Taking cumulative stock of the two separate video clips that have come out thus far documenting Porfirio Santos-Lopez’s Labor Day run-in with Long Beach Police Department officers, along with the clip of his aggressing against two men prior to the 911 calls that brought officers to the scene, it’s clear that Santos-Lopez was not only uncooperative but combative, and so there is no doubt that the responding officers had justification to use force. The question, then, becomes how much force was appropriate.
The third video begins with the unarmed Santos-Lopez lying on his back while surrounded by four officers. That none of the officers has drawn a firearm would seem to indicate that none regarded Santos-Lopez as a potential mortal threat. Nonetheless, evidently Santos-Lopez is still resisting arrest, though his resistance at this juncture can best be described as noncompliance: he is not complying with officers’ commands that he roll over on his stomach (so they can handcuff him).
In fact, at this point he is not moving much at all, even as at least one of the officers tases him. It is only the baton strikes by a different officer that further agitates Santos-Lopez. That officer delivers a total six such strikes, three of which sickeningly resonate with the sound of wood against bone.
Santos-Lopez is tased a few more times before the officers—now having been joined by two others—move in closer and put their hands on him. Santos-Lopez continues to resist and is tased again, and eventually officers succeed in handcuffing him simply by forcing his arms behind his body.
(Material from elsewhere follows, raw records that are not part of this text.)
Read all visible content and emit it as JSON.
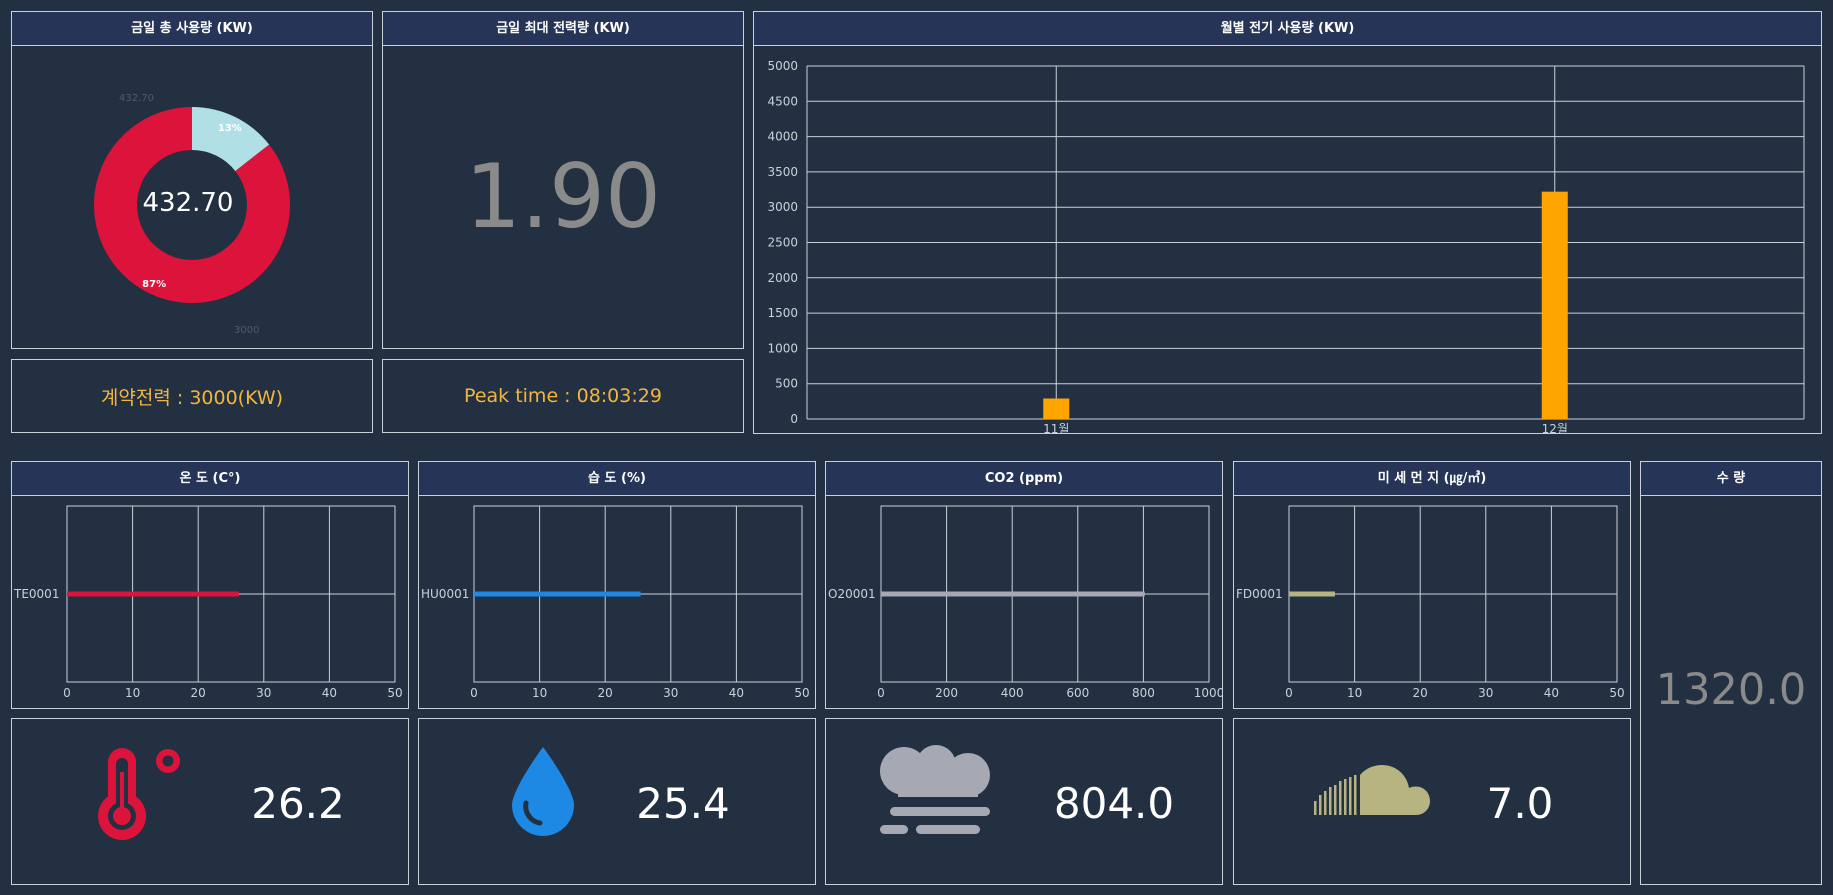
{
  "panels": {
    "total_usage": {
      "title": "금일 총 사용량 (KW)",
      "center_value": "432.70",
      "outer_label_used": "432.70",
      "outer_label_contract": "3000"
    },
    "max_power": {
      "title": "금일 최대 전력량 (KW)",
      "value": "1.90"
    },
    "monthly": {
      "title": "월별 전기 사용량 (KW)"
    },
    "contract": {
      "text": "계약전력 : 3000(KW)"
    },
    "peak": {
      "text": "Peak time : 08:03:29"
    },
    "temperature": {
      "title": "온 도 (C°)",
      "value": "26.2"
    },
    "humidity": {
      "title": "습 도 (%)",
      "value": "25.4"
    },
    "co2": {
      "title": "CO2 (ppm)",
      "value": "804.0"
    },
    "dust": {
      "title": "미 세 먼 지 (㎍/㎥)",
      "value": "7.0"
    },
    "water": {
      "title": "수 량",
      "value": "1320.0"
    }
  },
  "chart_data": [
    {
      "id": "donut",
      "type": "pie",
      "slices": [
        {
          "label": "13%",
          "value": 432.7,
          "color": "#b0e0e6"
        },
        {
          "label": "87%",
          "value": 2567.3,
          "color": "#dc143c"
        }
      ]
    },
    {
      "id": "monthly",
      "type": "bar",
      "categories": [
        "11월",
        "12월"
      ],
      "values": [
        290,
        3220
      ],
      "ylim": [
        0,
        5000
      ],
      "yticks": [
        0,
        500,
        1000,
        1500,
        2000,
        2500,
        3000,
        3500,
        4000,
        4500,
        5000
      ],
      "color": "#ffa500"
    },
    {
      "id": "temp",
      "type": "bar",
      "orientation": "horizontal",
      "category": "TE0001",
      "value": 26.2,
      "xlim": [
        0,
        50
      ],
      "xticks": [
        0,
        10,
        20,
        30,
        40,
        50
      ],
      "color": "#dc143c"
    },
    {
      "id": "hum",
      "type": "bar",
      "orientation": "horizontal",
      "category": "HU0001",
      "value": 25.4,
      "xlim": [
        0,
        50
      ],
      "xticks": [
        0,
        10,
        20,
        30,
        40,
        50
      ],
      "color": "#1e88e5"
    },
    {
      "id": "co2",
      "type": "bar",
      "orientation": "horizontal",
      "category": "O20001",
      "value": 804,
      "xlim": [
        0,
        1000
      ],
      "xticks": [
        0,
        200,
        400,
        600,
        800,
        1000
      ],
      "color": "#a6a9b4"
    },
    {
      "id": "dust",
      "type": "bar",
      "orientation": "horizontal",
      "category": "FD0001",
      "value": 7,
      "xlim": [
        0,
        50
      ],
      "xticks": [
        0,
        10,
        20,
        30,
        40,
        50
      ],
      "color": "#b7b482"
    }
  ],
  "icons": {
    "temperature": "thermometer-icon",
    "humidity": "water-drop-icon",
    "co2": "fog-cloud-icon",
    "dust": "soundcloud-icon"
  },
  "colors": {
    "background": "#223041",
    "header": "#263457",
    "accent_orange": "#f3b53f",
    "red": "#dc143c",
    "blue": "#1e88e5",
    "co2_gray": "#a6a9b4",
    "dust_khaki": "#b7b482"
  }
}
“Many ask, ‘Why don’t you just jump on top of him?'” LBPD Sgt. Aaron Eaton told the Long Beach Post, anticipating one of the obvious questions posed by the video. “Well, here we have an individual who was asking to be killed, punching at officers and asphalt, and even attempting to kick an officer in the face at one point.”
Eaton expanded on this point to LBReport: “Officers used their batons and their tasers to get the subject to roll over onto his stomach so they could safely handcuff him.”
While these statements address the decision/need to use force, they sidestep the question of extent. How, for example, were repeated baton strikes to Santos-Lopez’s legs supposed to contribute to his rolling over?
As is standard practice regarding such incidents, the LBPD is conducting an investigation into whether the use of force was justified. Whether there is irony in the fact that within 48 hours of the incident Eaton is at least partly justifying the use of force in this case, even though the police often decline to comment on cases on the grounds that “the investigation is ongoing,” is for the reader to decide.
KCAL-TV reports that Santos-Lopez’s wife says her husband is an alcoholic who has been battling mental-health issues. Some are bound to use this information to foist more blame upon the police. However, Santos-Lopez’s mental capacity should be a non-issue in evaluating the officers’ actions. Police responding to a 911 call and encountering a combative suspect cannot be expected to divine his internal world, any more than they can be asked to defend themselves or the general public less vigorously because of what demons may therein reside. What they can—and are—asked to do is to stay the suspect’s aggression and apprehend him, using whatever force is necessary.
That last clause is incomplete. It should read: “using whatever force is necessary, but no more.” And while the videos don’t necessarily reveal everything that should be considered in this case, every picture tells a story, don’t it?